La croqueta ya se había enfriado del todo por haberse entretenido con el asunto de la niña en el camino de regreso. Shota vertió agua caliente en el vaso de fideos que había robado y colocó la croqueta sobre la tapa para recalentarla en lugar de usar el microondas. Con un «¡ping!» que imitaba el pitido del microondas al terminar de calentar, Shota retiró la tapa vigorosamente y sumergió la croqueta en la sopa. El aceite de la croqueta se extendió por la superficie del caldo. La partió en dos con las puntas de los palillos desechables, apartó un bocado del puré de patatas que asomaba por el empanado y lo mezcló con los fideos para comérselos juntos tan a gusto. Ese era el premio que se daba a sí mismo por haber concluido su trabajo con éxito.

—Con la carita tan mona que tienes… —Hatsue escrutó a Yuri y le retiró el flequillo que le caía por la frente.

El pelo de Yuri era castaño como si se lo hubiera teñido. Ese color claro en una niña japonesa le daba un aire inexpresivo.

—¿Qué te ha pasado aquí? —preguntó Hatsue al ver una marca como de quemadura en el brazo de la niña. Parecía reciente.

—Me caí —respondió Yuri con más firmeza que cuando había dicho su nombre.

Quizás hubiera adquirido la costumbre de responder así cada vez que se lo preguntaban.

Hatsue le levantó a Yuri la camiseta. Tenía muchos hematomas rojos y azules en el abdomen. Aki frunció el ceño. Shota, mientras tragaba un trozo de croqueta, se fijó en la niña. Hatsue palpó esos hematomas. Yuri se apartó.

—¿Te duelen?

Yuri negó con la cabeza. Todos los presentes entendieron de golpe la situación de la chiquilla.

—Está llena de moratones —murmuró Hatsue.

Al oír esas palabras, Osamu se volvió hacia Nobuyo urgiéndola con la mirada: «¿Qué hacemos?».

La niña estaba pálida o, más bien, ausente. Aquello era una manifestación del instinto de defensa con que apagar el interruptor emocional, para que no la hirieran más de lo necesario en las situaciones que vivía y por los castigos que recibía.

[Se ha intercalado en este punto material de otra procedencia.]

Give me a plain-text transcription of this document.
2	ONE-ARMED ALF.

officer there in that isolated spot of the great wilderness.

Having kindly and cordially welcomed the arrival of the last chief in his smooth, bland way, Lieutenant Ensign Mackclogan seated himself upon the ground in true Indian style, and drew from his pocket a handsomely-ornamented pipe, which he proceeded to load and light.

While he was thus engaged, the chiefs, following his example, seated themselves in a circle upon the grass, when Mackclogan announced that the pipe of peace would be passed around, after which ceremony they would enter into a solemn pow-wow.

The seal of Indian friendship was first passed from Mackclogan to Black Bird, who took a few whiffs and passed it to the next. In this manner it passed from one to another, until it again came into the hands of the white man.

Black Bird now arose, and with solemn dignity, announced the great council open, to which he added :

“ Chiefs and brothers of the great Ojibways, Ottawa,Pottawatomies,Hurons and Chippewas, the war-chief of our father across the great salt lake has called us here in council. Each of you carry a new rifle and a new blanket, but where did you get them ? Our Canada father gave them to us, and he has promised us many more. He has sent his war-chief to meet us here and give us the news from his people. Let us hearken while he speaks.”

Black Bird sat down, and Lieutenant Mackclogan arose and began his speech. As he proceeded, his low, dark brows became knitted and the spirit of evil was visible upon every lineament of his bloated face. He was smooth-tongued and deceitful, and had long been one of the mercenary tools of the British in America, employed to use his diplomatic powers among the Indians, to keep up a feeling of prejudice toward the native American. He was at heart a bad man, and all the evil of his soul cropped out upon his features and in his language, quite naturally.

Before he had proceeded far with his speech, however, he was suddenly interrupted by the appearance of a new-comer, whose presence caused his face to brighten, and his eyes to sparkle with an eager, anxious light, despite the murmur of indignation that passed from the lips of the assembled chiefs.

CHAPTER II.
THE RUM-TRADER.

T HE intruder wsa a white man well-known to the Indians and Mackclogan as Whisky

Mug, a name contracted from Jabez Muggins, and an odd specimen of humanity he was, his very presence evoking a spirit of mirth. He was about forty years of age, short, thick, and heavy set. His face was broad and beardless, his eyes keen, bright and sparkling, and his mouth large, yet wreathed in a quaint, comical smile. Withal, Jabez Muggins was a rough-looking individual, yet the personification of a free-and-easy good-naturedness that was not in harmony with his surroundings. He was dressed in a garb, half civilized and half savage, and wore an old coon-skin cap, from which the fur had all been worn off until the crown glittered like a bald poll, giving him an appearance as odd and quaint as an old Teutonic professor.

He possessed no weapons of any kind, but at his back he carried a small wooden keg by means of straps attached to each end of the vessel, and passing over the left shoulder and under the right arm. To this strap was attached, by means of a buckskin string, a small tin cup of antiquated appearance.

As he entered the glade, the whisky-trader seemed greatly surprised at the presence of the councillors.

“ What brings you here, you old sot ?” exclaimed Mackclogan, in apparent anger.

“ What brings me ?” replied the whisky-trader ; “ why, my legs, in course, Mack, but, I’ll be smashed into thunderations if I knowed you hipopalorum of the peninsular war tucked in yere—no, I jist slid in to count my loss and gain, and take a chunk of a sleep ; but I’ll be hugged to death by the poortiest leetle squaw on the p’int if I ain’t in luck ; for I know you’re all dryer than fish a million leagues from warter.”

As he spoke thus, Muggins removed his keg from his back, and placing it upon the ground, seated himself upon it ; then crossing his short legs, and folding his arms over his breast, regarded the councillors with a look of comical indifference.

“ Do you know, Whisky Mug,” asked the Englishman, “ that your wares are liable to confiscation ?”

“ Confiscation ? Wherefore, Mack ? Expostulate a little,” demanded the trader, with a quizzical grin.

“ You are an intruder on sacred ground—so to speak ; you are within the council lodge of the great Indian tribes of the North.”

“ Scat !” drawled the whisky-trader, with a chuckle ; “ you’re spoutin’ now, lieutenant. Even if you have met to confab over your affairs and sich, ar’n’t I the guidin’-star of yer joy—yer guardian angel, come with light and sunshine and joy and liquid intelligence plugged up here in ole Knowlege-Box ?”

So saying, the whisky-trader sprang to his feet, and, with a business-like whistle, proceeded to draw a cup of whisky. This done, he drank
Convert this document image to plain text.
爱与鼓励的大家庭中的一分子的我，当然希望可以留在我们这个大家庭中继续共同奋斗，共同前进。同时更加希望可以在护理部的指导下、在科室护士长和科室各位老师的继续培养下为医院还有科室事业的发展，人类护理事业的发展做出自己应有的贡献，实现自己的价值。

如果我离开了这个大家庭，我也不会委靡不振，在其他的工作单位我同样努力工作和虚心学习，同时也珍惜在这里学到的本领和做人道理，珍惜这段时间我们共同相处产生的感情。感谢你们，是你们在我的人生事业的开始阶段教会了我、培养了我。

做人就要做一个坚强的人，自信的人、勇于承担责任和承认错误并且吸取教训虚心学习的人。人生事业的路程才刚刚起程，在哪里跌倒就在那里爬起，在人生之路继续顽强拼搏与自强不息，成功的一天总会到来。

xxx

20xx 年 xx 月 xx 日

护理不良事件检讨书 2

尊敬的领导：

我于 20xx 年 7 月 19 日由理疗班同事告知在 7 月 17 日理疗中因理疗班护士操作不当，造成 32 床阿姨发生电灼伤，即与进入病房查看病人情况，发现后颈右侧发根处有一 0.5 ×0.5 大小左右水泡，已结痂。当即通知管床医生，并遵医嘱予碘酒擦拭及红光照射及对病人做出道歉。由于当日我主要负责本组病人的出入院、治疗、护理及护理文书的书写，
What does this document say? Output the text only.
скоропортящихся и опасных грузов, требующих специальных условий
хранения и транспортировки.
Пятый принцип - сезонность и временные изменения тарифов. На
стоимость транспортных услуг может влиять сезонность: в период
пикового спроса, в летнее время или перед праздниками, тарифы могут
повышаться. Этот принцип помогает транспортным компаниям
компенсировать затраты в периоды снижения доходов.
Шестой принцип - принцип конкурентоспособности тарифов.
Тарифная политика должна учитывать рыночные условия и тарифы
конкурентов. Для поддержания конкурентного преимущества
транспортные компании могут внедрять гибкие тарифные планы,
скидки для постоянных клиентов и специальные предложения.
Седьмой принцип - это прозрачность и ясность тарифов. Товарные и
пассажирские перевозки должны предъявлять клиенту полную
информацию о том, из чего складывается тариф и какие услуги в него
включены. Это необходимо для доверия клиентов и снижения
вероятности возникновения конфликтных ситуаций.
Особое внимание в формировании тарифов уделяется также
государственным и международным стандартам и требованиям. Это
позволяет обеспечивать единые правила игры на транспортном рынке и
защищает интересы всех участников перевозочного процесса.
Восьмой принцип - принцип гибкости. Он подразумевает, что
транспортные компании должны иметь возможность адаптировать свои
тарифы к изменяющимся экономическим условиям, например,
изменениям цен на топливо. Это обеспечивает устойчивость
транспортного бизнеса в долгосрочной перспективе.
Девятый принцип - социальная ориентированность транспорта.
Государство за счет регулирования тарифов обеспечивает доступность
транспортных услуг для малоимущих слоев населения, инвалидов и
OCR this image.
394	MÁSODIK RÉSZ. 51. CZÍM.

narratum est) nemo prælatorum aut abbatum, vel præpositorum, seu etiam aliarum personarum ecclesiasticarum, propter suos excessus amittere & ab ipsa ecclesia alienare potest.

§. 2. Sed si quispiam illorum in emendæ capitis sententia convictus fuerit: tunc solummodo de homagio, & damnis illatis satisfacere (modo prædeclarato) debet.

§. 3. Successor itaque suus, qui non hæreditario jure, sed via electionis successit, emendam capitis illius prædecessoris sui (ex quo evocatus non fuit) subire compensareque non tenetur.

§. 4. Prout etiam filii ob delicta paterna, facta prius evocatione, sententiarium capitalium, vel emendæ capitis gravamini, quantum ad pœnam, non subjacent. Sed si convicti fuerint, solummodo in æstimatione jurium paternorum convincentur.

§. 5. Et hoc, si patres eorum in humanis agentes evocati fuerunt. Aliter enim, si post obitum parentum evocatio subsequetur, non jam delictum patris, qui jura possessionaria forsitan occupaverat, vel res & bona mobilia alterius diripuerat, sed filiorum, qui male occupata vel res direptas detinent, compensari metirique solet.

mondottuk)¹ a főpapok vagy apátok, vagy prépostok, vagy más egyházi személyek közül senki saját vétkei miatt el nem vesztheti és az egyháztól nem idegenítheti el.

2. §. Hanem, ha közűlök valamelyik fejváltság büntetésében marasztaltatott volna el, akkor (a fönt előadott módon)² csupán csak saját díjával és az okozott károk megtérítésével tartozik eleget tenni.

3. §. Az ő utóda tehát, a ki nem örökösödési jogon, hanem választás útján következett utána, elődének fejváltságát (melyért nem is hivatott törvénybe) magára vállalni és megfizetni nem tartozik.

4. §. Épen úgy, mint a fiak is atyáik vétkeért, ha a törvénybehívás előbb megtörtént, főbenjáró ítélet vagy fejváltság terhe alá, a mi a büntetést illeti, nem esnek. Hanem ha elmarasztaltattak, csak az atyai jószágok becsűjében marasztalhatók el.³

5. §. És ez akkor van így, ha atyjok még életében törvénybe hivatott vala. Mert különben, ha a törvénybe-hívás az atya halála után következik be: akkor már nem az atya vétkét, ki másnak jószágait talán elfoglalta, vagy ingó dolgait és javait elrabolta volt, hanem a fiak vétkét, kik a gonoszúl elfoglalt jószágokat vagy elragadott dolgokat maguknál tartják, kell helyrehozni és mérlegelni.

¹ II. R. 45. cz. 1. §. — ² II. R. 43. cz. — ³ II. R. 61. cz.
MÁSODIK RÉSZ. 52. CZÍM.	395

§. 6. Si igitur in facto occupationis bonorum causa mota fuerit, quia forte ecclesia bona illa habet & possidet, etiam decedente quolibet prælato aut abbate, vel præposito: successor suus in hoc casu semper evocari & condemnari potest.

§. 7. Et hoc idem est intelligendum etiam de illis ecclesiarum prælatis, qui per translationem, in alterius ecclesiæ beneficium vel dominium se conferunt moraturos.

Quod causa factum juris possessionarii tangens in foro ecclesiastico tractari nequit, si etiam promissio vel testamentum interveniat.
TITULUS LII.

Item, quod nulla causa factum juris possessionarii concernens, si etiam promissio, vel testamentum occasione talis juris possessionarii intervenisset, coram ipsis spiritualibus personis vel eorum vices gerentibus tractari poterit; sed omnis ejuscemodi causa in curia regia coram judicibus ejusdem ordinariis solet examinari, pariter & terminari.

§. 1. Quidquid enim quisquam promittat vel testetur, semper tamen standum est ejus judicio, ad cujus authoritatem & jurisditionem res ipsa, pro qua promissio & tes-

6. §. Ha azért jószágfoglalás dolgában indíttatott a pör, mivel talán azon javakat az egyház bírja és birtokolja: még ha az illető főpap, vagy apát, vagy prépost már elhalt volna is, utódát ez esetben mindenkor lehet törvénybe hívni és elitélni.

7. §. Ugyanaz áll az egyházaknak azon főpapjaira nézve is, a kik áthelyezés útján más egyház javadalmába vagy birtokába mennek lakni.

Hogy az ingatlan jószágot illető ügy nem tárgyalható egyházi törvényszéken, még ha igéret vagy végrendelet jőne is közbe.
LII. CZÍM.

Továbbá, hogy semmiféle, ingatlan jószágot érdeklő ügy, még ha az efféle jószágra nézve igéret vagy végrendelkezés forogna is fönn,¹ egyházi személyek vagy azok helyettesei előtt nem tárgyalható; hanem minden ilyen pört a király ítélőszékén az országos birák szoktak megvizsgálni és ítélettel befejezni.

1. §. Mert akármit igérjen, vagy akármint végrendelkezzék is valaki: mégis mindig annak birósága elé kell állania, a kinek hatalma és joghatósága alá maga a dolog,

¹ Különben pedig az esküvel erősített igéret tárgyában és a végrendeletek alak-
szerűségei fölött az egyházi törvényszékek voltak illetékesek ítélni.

Nobuyo lo supo todo con sólo observarla un momento.

Nobuyo se hallaba sentada a la mesa de la cocina, que se había convertido en un punto de almacenamiento de objetos, y desde esa posición más elevada contemplaba al resto de la familia comiendo udon en el cuarto de estar. Ella siempre comía sola ahí, de modo que ese día era como cualquier otro. Con todo, mientras miraba la pequeña espalda de la niña —o, mejor dicho, mientras evitaba mirarla—, se percató de que estaba tratando de ignorar la vieja herida que aún le escocía en el fondo de su propio corazón. Desvió la vista de Osamu, recogió la olla y se puso a fregar.

—Antes de que llamen a la policía, devuélvela a su casa, ¿vale? —presionó a Osamu, y arrojó una lata vacía de cerveza al cubo de basura.

Al final, se decidió que Nobuyo y Osamu llevarían a Yuri a su casa. Si Nobuyo no lo hubiera propuesto, Osamu habría dejado que la niña pasara la noche en casa pretextando cualquier excusa. Eso era arriesgado para la familia, juzgó Nobuyo con calma.

«¿Qué más da si la dejamos pasar una sola noche aquí? Ni siquiera estamos seguros de que pueda entrar en su casa, aunque la llevemos a estas horas», había objetado Osamu. Nobuyo sabía que él no solía ser particularmente amable. Pero aunque ella, siendo muy generosa, admitiera que en este caso lo estaba siendo, seguiría tratándose de una amabilidad irresponsable.